Justice Was


I am the youngest of five children.

I was raised in the Midwest by my pharmacist dad, who worked seven days a week in his drug store, and a stay-at-home mom who never seemed to spend that much time at home.

In addition to raising a rug-rat quintet, my mom also worked part-time at the drug store, where she kept the books, waited on customers and stocked the shelves.

In her "spare time," she made us lunch almost every day, chauffeured us to various school functions, practices, rehearsals and recitals then made it home each night in time to make dinner.

She also played bridge weekly with her friends, golfed and dabbled in interior design.
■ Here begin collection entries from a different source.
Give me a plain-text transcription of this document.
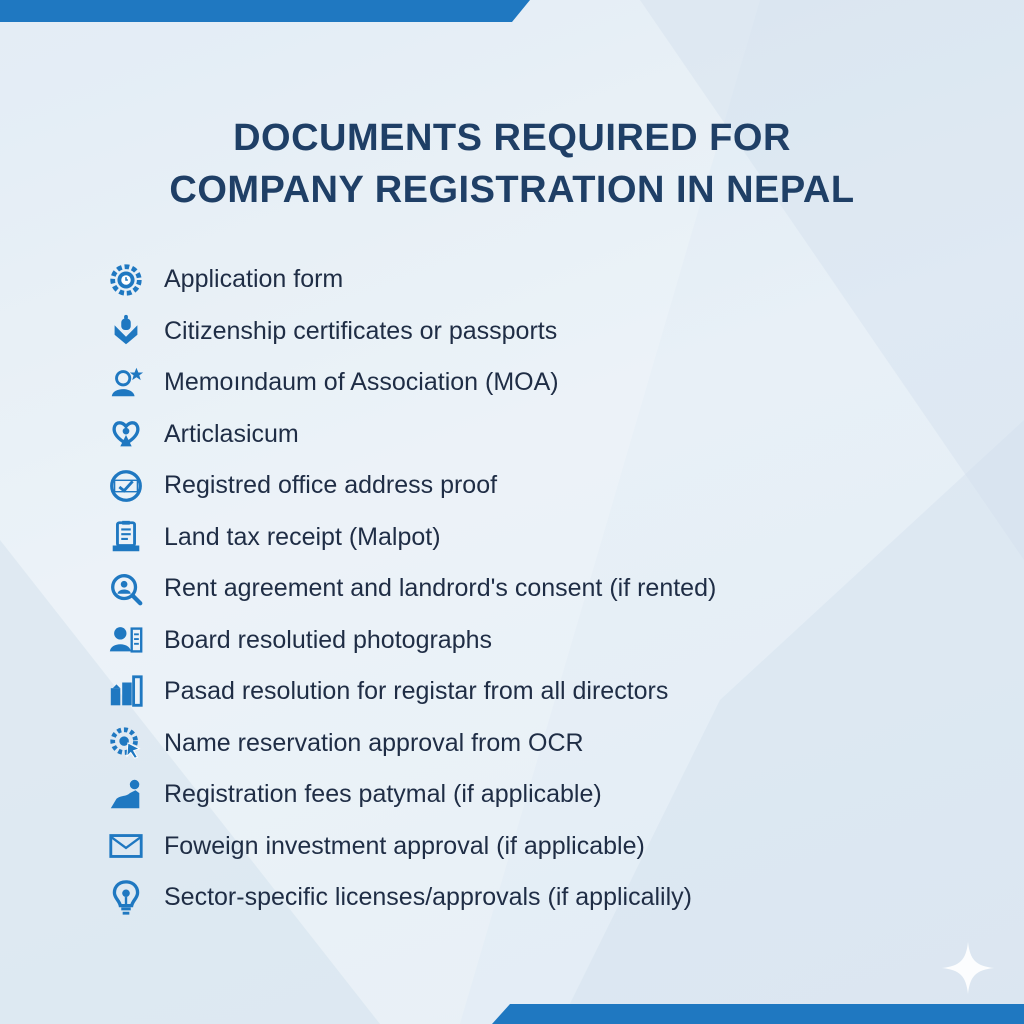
DOCUMENTS REQUIRED FOR
COMPANY REGISTRATION IN NEPAL
Application form
Citizenship certificates or passports
Memoındaum of Association (MOA)
Articlasicum
Registred office address proof
Land tax receipt (Malpot)
Rent agreement and landrord's consent (if rented)
Board resolutied photographs
Pasad resolution for registar from all directors
Name reservation approval from OCR
Registration fees patymal (if applicable)
Foweign investment approval (if applicable)
Sector-specific licenses/approvals (if applicalily)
With all of this, she even found time to squeeze in two of her favorite hobbies; she was a voracious reader, and could sew up a Kermit the Frog costume in record time.

In my 18 years under her roof, I don't think I ever saw my mother depressed, distraught, or deranged.

Some have argued this past week that Andrea Yates should have been offered leniency by the sentencing judge for killing her five children, and that the punishment of life in prison was too severe.

I think justice was served.

Regardless of postpartum depression, temporary insanity or mental illness, five children were murdered. Five lives were snuffed out by a woman who then had the presence of mind to call the police.

Five death sentences were handed out by Andrea Yates. I think the life sentence was more than fair.